Approximate Correlation Clustering Using Same-Cluster Queries

TL;DR

This paper extends semi-supervised same-cluster query frameworks to correlation clustering, providing an efficient approximation algorithm with bounds on query complexity, advancing clustering methods with minimal supervision.

Contribution

It introduces an (1+ε)-approximation algorithm for correlation clustering with polynomial runtime in input size, k, and 1/ε, along with bounds on same-cluster query complexity.

Findings

Achieves (1+ε)-approximation for correlation clustering.

Provides bounds on the number of same-cluster queries needed.

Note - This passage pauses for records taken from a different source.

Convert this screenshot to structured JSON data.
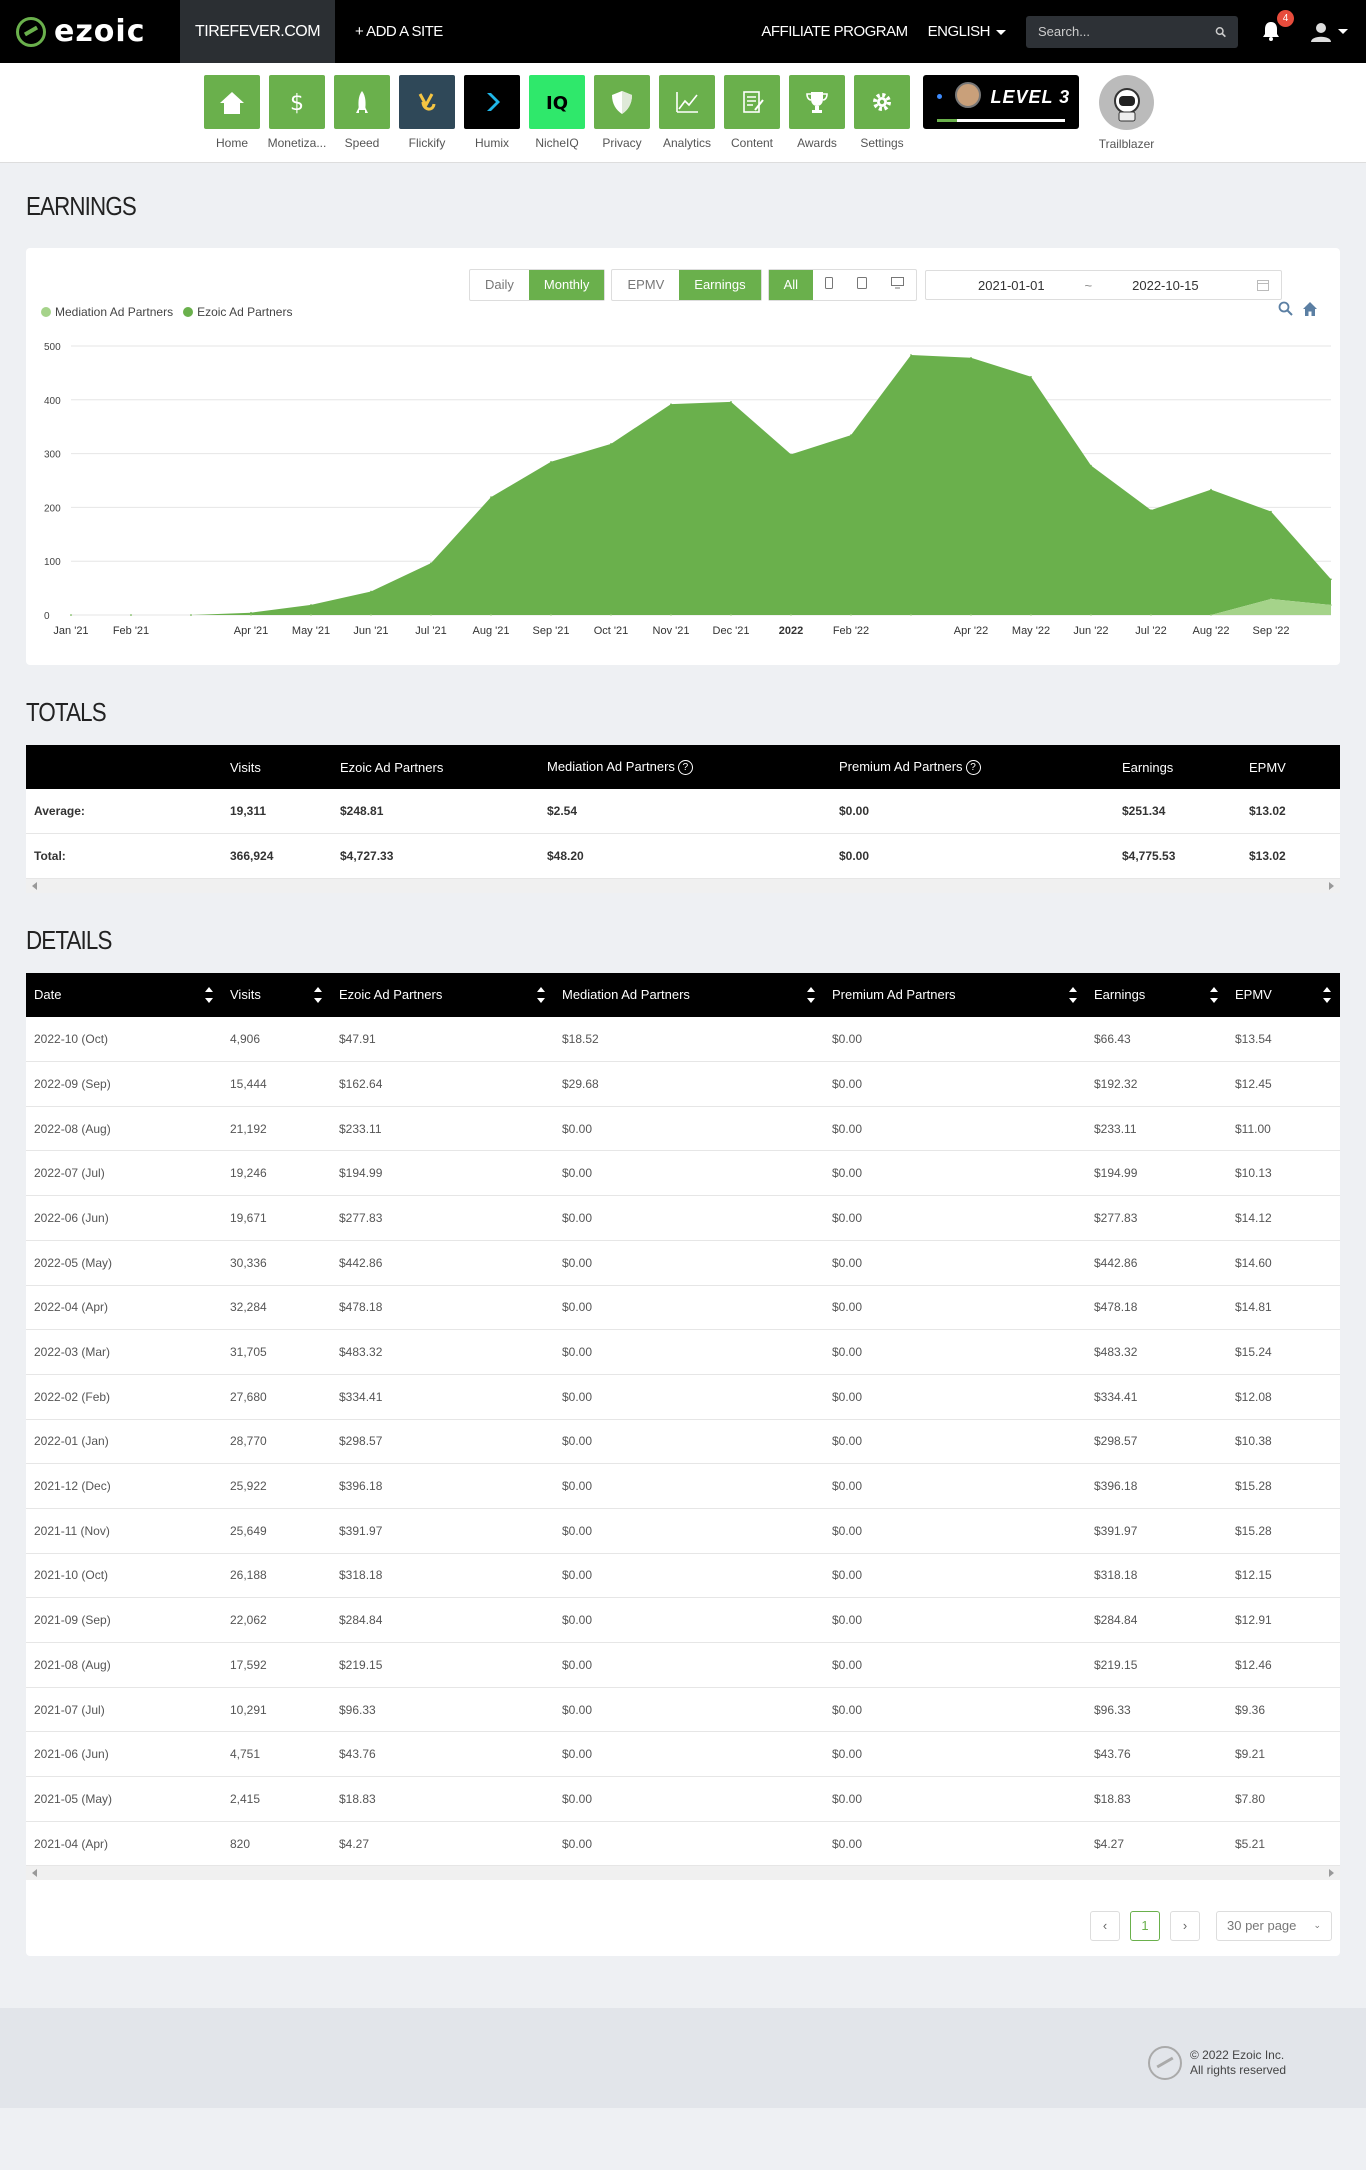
{
  "nav": {
    "brand": "ezoic",
    "site": "TIREFEVER.COM",
    "add_site": "+ ADD A SITE",
    "affiliate": "AFFILIATE PROGRAM",
    "language": "ENGLISH",
    "search_placeholder": "Search...",
    "notification_count": "4"
  },
  "apps": [
    {
      "label": "Home",
      "icon": "home-icon",
      "color": "#6ab04c"
    },
    {
      "label": "Monetiza...",
      "icon": "dollar-icon",
      "color": "#6ab04c"
    },
    {
      "label": "Speed",
      "icon": "rocket-icon",
      "color": "#6ab04c"
    },
    {
      "label": "Flickify",
      "icon": "flickify-icon",
      "color": "#2f4858"
    },
    {
      "label": "Humix",
      "icon": "humix-icon",
      "color": "#000000"
    },
    {
      "label": "NicheIQ",
      "icon": "iq-icon",
      "color": "#2fe86b"
    },
    {
      "label": "Privacy",
      "icon": "shield-icon",
      "color": "#6ab04c"
    },
    {
      "label": "Analytics",
      "icon": "analytics-icon",
      "color": "#6ab04c"
    },
    {
      "label": "Content",
      "icon": "content-icon",
      "color": "#6ab04c"
    },
    {
      "label": "Awards",
      "icon": "trophy-icon",
      "color": "#6ab04c"
    },
    {
      "label": "Settings",
      "icon": "gear-icon",
      "color": "#6ab04c"
    }
  ],
  "level": {
    "text": "LEVEL 3"
  },
  "trailblazer": {
    "label": "Trailblazer"
  },
  "earnings": {
    "title": "EARNINGS",
    "controls": {
      "daily": "Daily",
      "monthly": "Monthly",
      "epmv": "EPMV",
      "earnings": "Earnings",
      "all": "All",
      "date_from": "2021-01-01",
      "date_sep": "~",
      "date_to": "2022-10-15"
    }
  },
  "chart_data": {
    "type": "area",
    "stacked": true,
    "x": [
      "2021-01",
      "2021-02",
      "2021-03",
      "2021-04",
      "2021-05",
      "2021-06",
      "2021-07",
      "2021-08",
      "2021-09",
      "2021-10",
      "2021-11",
      "2021-12",
      "2022-01",
      "2022-02",
      "2022-03",
      "2022-04",
      "2022-05",
      "2022-06",
      "2022-07",
      "2022-08",
      "2022-09",
      "2022-10"
    ],
    "x_tick_labels": [
      "Jan '21",
      "Feb '21",
      "Apr '21",
      "May '21",
      "Jun '21",
      "Jul '21",
      "Aug '21",
      "Sep '21",
      "Oct '21",
      "Nov '21",
      "Dec '21",
      "2022",
      "Feb '22",
      "Apr '22",
      "May '22",
      "Jun '22",
      "Jul '22",
      "Aug '22",
      "Sep '22"
    ],
    "series": [
      {
        "name": "Mediation Ad Partners",
        "color": "#a5d38a",
        "values": [
          0,
          0,
          0,
          0,
          0,
          0,
          0,
          0,
          0,
          0,
          0,
          0,
          0,
          0,
          0,
          0,
          0,
          0,
          0,
          0,
          29.68,
          18.52
        ]
      },
      {
        "name": "Ezoic Ad Partners",
        "color": "#6ab04c",
        "values": [
          0,
          0,
          0,
          4.27,
          18.83,
          43.76,
          96.33,
          219.15,
          284.84,
          318.18,
          391.97,
          396.18,
          298.57,
          334.41,
          483.32,
          478.18,
          442.86,
          277.83,
          194.99,
          233.11,
          162.64,
          47.91
        ]
      }
    ],
    "ylim": [
      0,
      500
    ],
    "yticks": [
      0,
      100,
      200,
      300,
      400,
      500
    ],
    "legend": "top-left",
    "grid": true
  },
  "totals": {
    "title": "TOTALS",
    "headers": [
      "",
      "Visits",
      "Ezoic Ad Partners",
      "Mediation Ad Partners",
      "Premium Ad Partners",
      "Earnings",
      "EPMV"
    ],
    "rows": [
      [
        "Average:",
        "19,311",
        "$248.81",
        "$2.54",
        "$0.00",
        "$251.34",
        "$13.02"
      ],
      [
        "Total:",
        "366,924",
        "$4,727.33",
        "$48.20",
        "$0.00",
        "$4,775.53",
        "$13.02"
      ]
    ]
  },
  "details": {
    "title": "DETAILS",
    "headers": [
      "Date",
      "Visits",
      "Ezoic Ad Partners",
      "Mediation Ad Partners",
      "Premium Ad Partners",
      "Earnings",
      "EPMV"
    ],
    "rows": [
      [
        "2022-10 (Oct)",
        "4,906",
        "$47.91",
        "$18.52",
        "$0.00",
        "$66.43",
        "$13.54"
      ],
      [
        "2022-09 (Sep)",
        "15,444",
        "$162.64",
        "$29.68",
        "$0.00",
        "$192.32",
        "$12.45"
      ],
      [
        "2022-08 (Aug)",
        "21,192",
        "$233.11",
        "$0.00",
        "$0.00",
        "$233.11",
        "$11.00"
      ],
      [
        "2022-07 (Jul)",
        "19,246",
        "$194.99",
        "$0.00",
        "$0.00",
        "$194.99",
        "$10.13"
      ],
      [
        "2022-06 (Jun)",
        "19,671",
        "$277.83",
        "$0.00",
        "$0.00",
        "$277.83",
        "$14.12"
      ],
      [
        "2022-05 (May)",
        "30,336",
        "$442.86",
        "$0.00",
        "$0.00",
        "$442.86",
        "$14.60"
      ],
      [
        "2022-04 (Apr)",
        "32,284",
        "$478.18",
        "$0.00",
        "$0.00",
        "$478.18",
        "$14.81"
      ],
      [
        "2022-03 (Mar)",
        "31,705",
        "$483.32",
        "$0.00",
        "$0.00",
        "$483.32",
        "$15.24"
      ],
      [
        "2022-02 (Feb)",
        "27,680",
        "$334.41",
        "$0.00",
        "$0.00",
        "$334.41",
        "$12.08"
      ],
      [
        "2022-01 (Jan)",
        "28,770",
        "$298.57",
        "$0.00",
        "$0.00",
        "$298.57",
        "$10.38"
      ],
      [
        "2021-12 (Dec)",
        "25,922",
        "$396.18",
        "$0.00",
        "$0.00",
        "$396.18",
        "$15.28"
      ],
      [
        "2021-11 (Nov)",
        "25,649",
        "$391.97",
        "$0.00",
        "$0.00",
        "$391.97",
        "$15.28"
      ],
      [
        "2021-10 (Oct)",
        "26,188",
        "$318.18",
        "$0.00",
        "$0.00",
        "$318.18",
        "$12.15"
      ],
      [
        "2021-09 (Sep)",
        "22,062",
        "$284.84",
        "$0.00",
        "$0.00",
        "$284.84",
        "$12.91"
      ],
      [
        "2021-08 (Aug)",
        "17,592",
        "$219.15",
        "$0.00",
        "$0.00",
        "$219.15",
        "$12.46"
      ],
      [
        "2021-07 (Jul)",
        "10,291",
        "$96.33",
        "$0.00",
        "$0.00",
        "$96.33",
        "$9.36"
      ],
      [
        "2021-06 (Jun)",
        "4,751",
        "$43.76",
        "$0.00",
        "$0.00",
        "$43.76",
        "$9.21"
      ],
      [
        "2021-05 (May)",
        "2,415",
        "$18.83",
        "$0.00",
        "$0.00",
        "$18.83",
        "$7.80"
      ],
      [
        "2021-04 (Apr)",
        "820",
        "$4.27",
        "$0.00",
        "$0.00",
        "$4.27",
        "$5.21"
      ]
    ],
    "page": "1",
    "per_page": "30 per page"
  },
  "footer": {
    "line1": "© 2022 Ezoic Inc.",
    "line2": "All rights reserved"
  }
}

Extends semi-supervised clustering frameworks to correlation clustering.

Abstract

Ashtiani et al. (NIPS 2016) introduced a semi-supervised framework for clustering (SSAC) where a learner is allowed to make same-cluster queries. More specifically, in their model, there is a query oracle that answers queries of the form given any two vertices, do they belong to the same optimal cluster?. Ashtiani et al. showed the usefulness of such a query framework by giving a polynomial time algorithm for the k-means clustering problem where the input dataset satisfies some separation condition. Ailon et al. extended the above work to the approximation setting by giving an efficient (1+\eps)-approximation algorithm for k-means for any small \eps > 0 and any dataset within the SSAC framework. In this work, we extend this line of study to the correlation clustering problem. Correlation clustering is a graph clustering problem where pairwise similarity (or dissimilarity) information is given for every pair of vertices and the objective is to partition the vertices into clusters that minimise the disagreement (or maximises agreement) with the pairwise information given as input. These problems are popularly known as MinDisAgree and MaxAgree problems, and MinDisAgree[k] and MaxAgree[k] are versions of these problems where the number of optimal clusters is at most k. There exist Polynomial Time Approximation Schemes (PTAS) for MinDisAgree[k] and MaxAgree[k] where the approximation guarantee is (1+\eps) for any small \eps and the running time is polynomial in the input parameters but exponential in k and 1/\eps. We obtain an (1+\eps)-approximation algorithm for any small \eps with running time that is polynomial in the input parameters and also in k and 1/\eps. We also give non-trivial upper and lower bounds on the number of same-cluster queries, the lower bound being based on the Exponential Time Hypothesis (ETH).